CDU-Spitzenkandidat lehnt auch Zusammengehen mit Grünen ab
Rüttgers schließt große Koalition in NRW aus

Der nordrhein-westfälische CDU-Spitzenkandidat will im Falle eines Wahlsieges kein Bündnis mit der SPD eingehen. Auch mit den Grünen kann sich Rüttgers keine Koalition vorstellen.

HB BERLIN. Sechs Wochen vor der Landtagswahl in Nordrhein-Westfalen hat CDU-Spitzenkandidat Jürgen Rüttgers eine große Koalition ausgeschlossen. Ein Neuanfang gehe nicht mit denen, die das Land in die Sackgasse geführt hätten, sagte Rüttgers im Deutschlandfunk. Bündnisse zwischen CDU und SPD bezeichnete Rüttgers als «Stillstandskoalitionen».

Eine andere Politik, insbesondere in den Bereichen Wirtschaft und Bildung, funktioniert nach Ansicht Rüttgers am besten mit der FDP. Auch eine Koalition mit den Grünen lehnte Rüttgers ab. Mit der Visa-Affäre hätten die Grünen Jobs vernichtet, weil Arbeitssuchende auch nach nach Nordrhein-Westfalen gekommen seien, sagte er.

«Ich selbst habe die Arbeiter gesehen, die sich da für drei Euro die Stunde am Straßenrand angeboten haben und den ganzen Tag gearbeitet haben», sagte er. Die Vorfälle müssten auch politische Konsequenzen haben.
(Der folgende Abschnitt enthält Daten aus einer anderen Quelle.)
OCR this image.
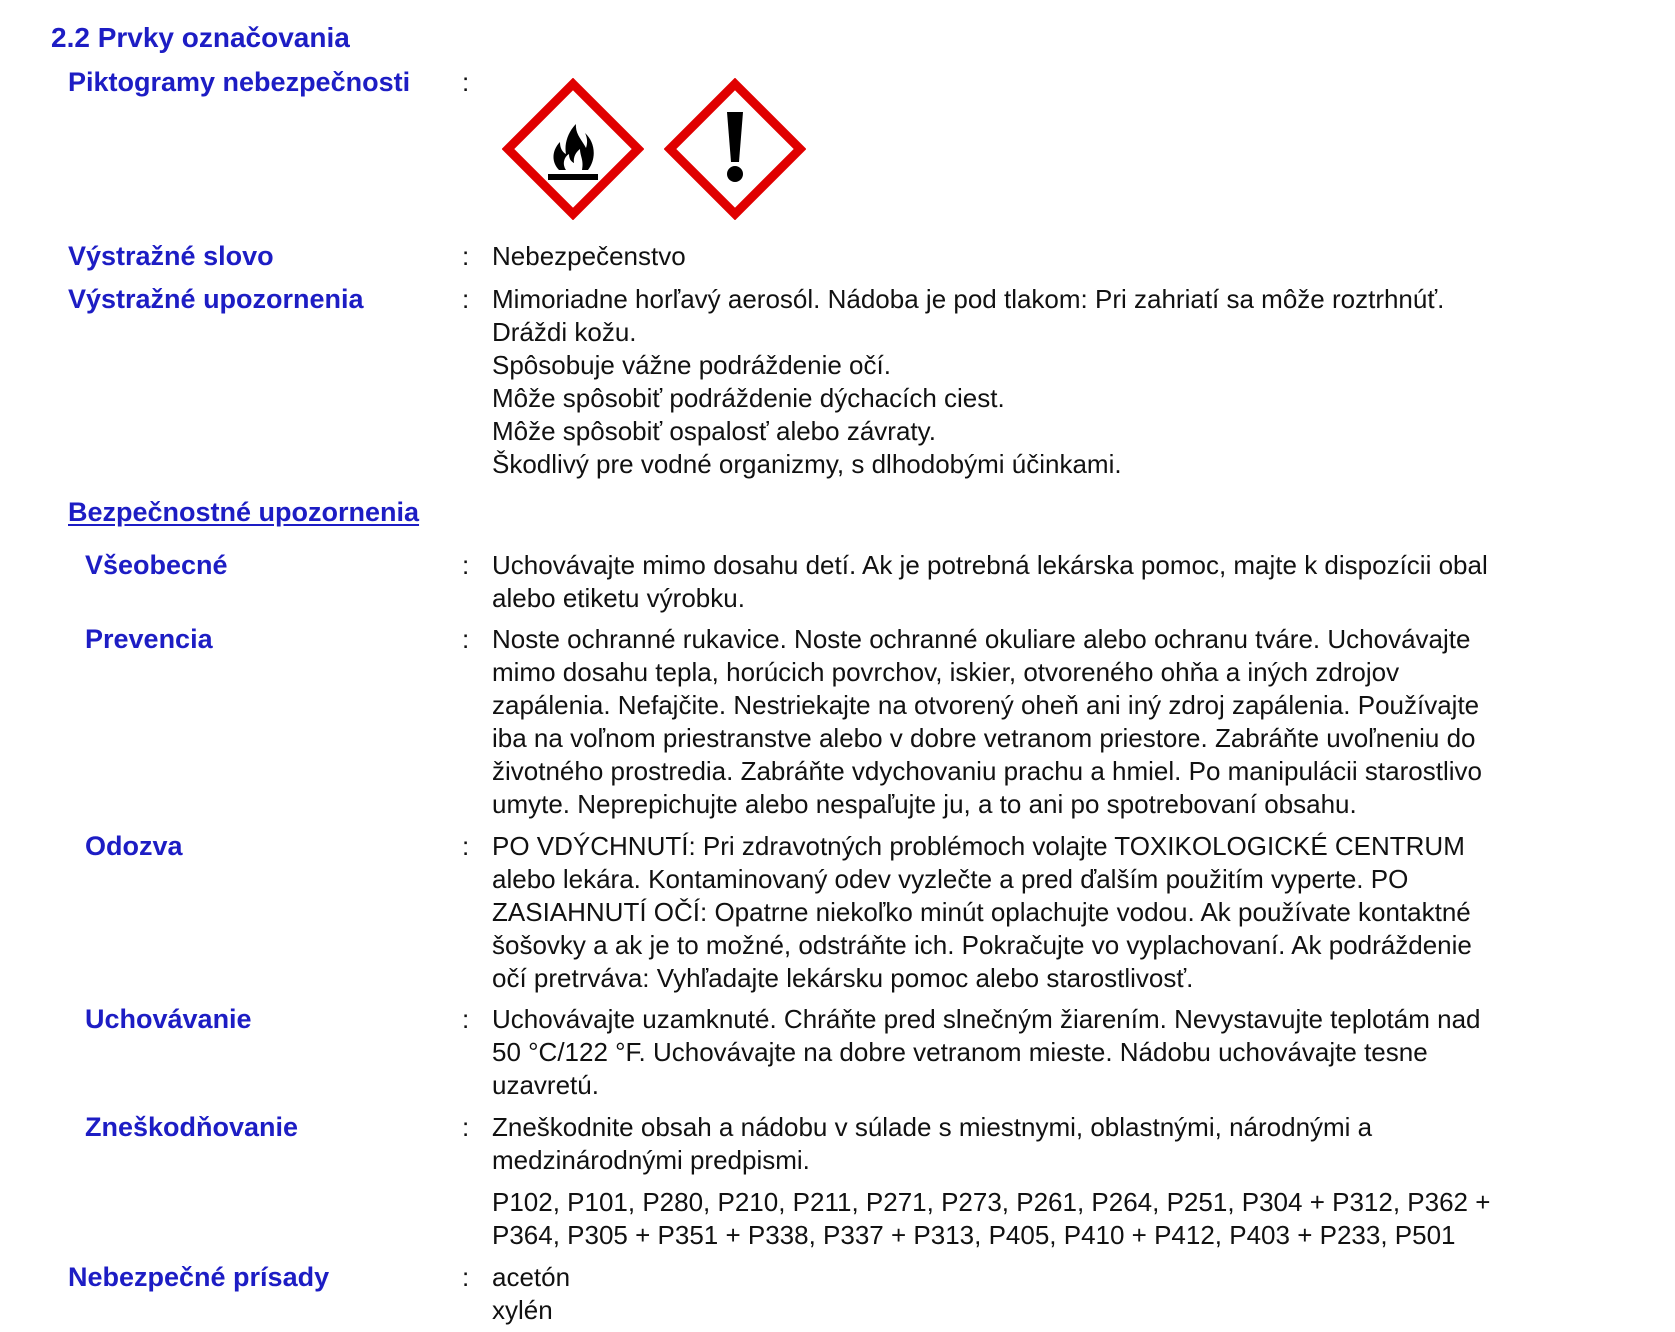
2.2 Prvky označovania
Piktogramy nebezpečnosti :
Výstražné slovo	: Nebezpečenstvo
Výstražné upozornenia	: Mimoriadne horľavý aerosól. Nádoba je pod tlakom: Pri zahriatí sa môže roztrhnúť.
Dráždi kožu.
Spôsobuje vážne podráždenie očí.
Môže spôsobiť podráždenie dýchacích ciest.
Môže spôsobiť ospalosť alebo závraty.
Škodlivý pre vodné organizmy, s dlhodobými účinkami.
Bezpečnostné upozornenia
Všeobecné	: Uchovávajte mimo dosahu detí. Ak je potrebná lekárska pomoc, majte k dispozícii obal
alebo etiketu výrobku.
Prevencia	: Noste ochranné rukavice. Noste ochranné okuliare alebo ochranu tváre. Uchovávajte
mimo dosahu tepla, horúcich povrchov, iskier, otvoreného ohňa a iných zdrojov
zapálenia. Nefajčite. Nestriekajte na otvorený oheň ani iný zdroj zapálenia. Používajte
iba na voľnom priestranstve alebo v dobre vetranom priestore. Zabráňte uvoľneniu do
životného prostredia. Zabráňte vdychovaniu prachu a hmiel. Po manipulácii starostlivo
umyte. Neprepichujte alebo nespaľujte ju, a to ani po spotrebovaní obsahu.
Odozva	: PO VDÝCHNUTÍ: Pri zdravotných problémoch volajte TOXIKOLOGICKÉ CENTRUM
alebo lekára. Kontaminovaný odev vyzlečte a pred ďalším použitím vyperte. PO
ZASIAHNUTÍ OČÍ: Opatrne niekoľko minút oplachujte vodou. Ak používate kontaktné
šošovky a ak je to možné, odstráňte ich. Pokračujte vo vyplachovaní. Ak podráždenie
očí pretrváva: Vyhľadajte lekársku pomoc alebo starostlivosť.
Uchovávanie	: Uchovávajte uzamknuté. Chráňte pred slnečným žiarením. Nevystavujte teplotám nad
50 °C/122 °F. Uchovávajte na dobre vetranom mieste. Nádobu uchovávajte tesne
uzavretú.
Zneškodňovanie	: Zneškodnite obsah a nádobu v súlade s miestnymi, oblastnými, národnými a
medzinárodnými predpismi.
P102, P101, P280, P210, P211, P271, P273, P261, P264, P251, P304 + P312, P362 +
P364, P305 + P351 + P338, P337 + P313, P405, P410 + P412, P403 + P233, P501
Nebezpečné prísady	: acetón
xylén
Rüttgers warf den Grünen vor, sie kosteten nicht nur Arbeitsplätze, sondern trügen auch ein unrealistisches Gesellschaftsbild vor. Mit dem Ausbau von Windenergie seien keine neuen Jobs zu schaffen. «Ich will neue Jobs für Nordrhein-Westfalen, und die gibt es nicht mit den Grünen», erklärte er.

Meinungsumfragen zufolge haben CDU und FDP gute Chancen, die letzte rot-grüne Koalition auf Landesebene abzulösen.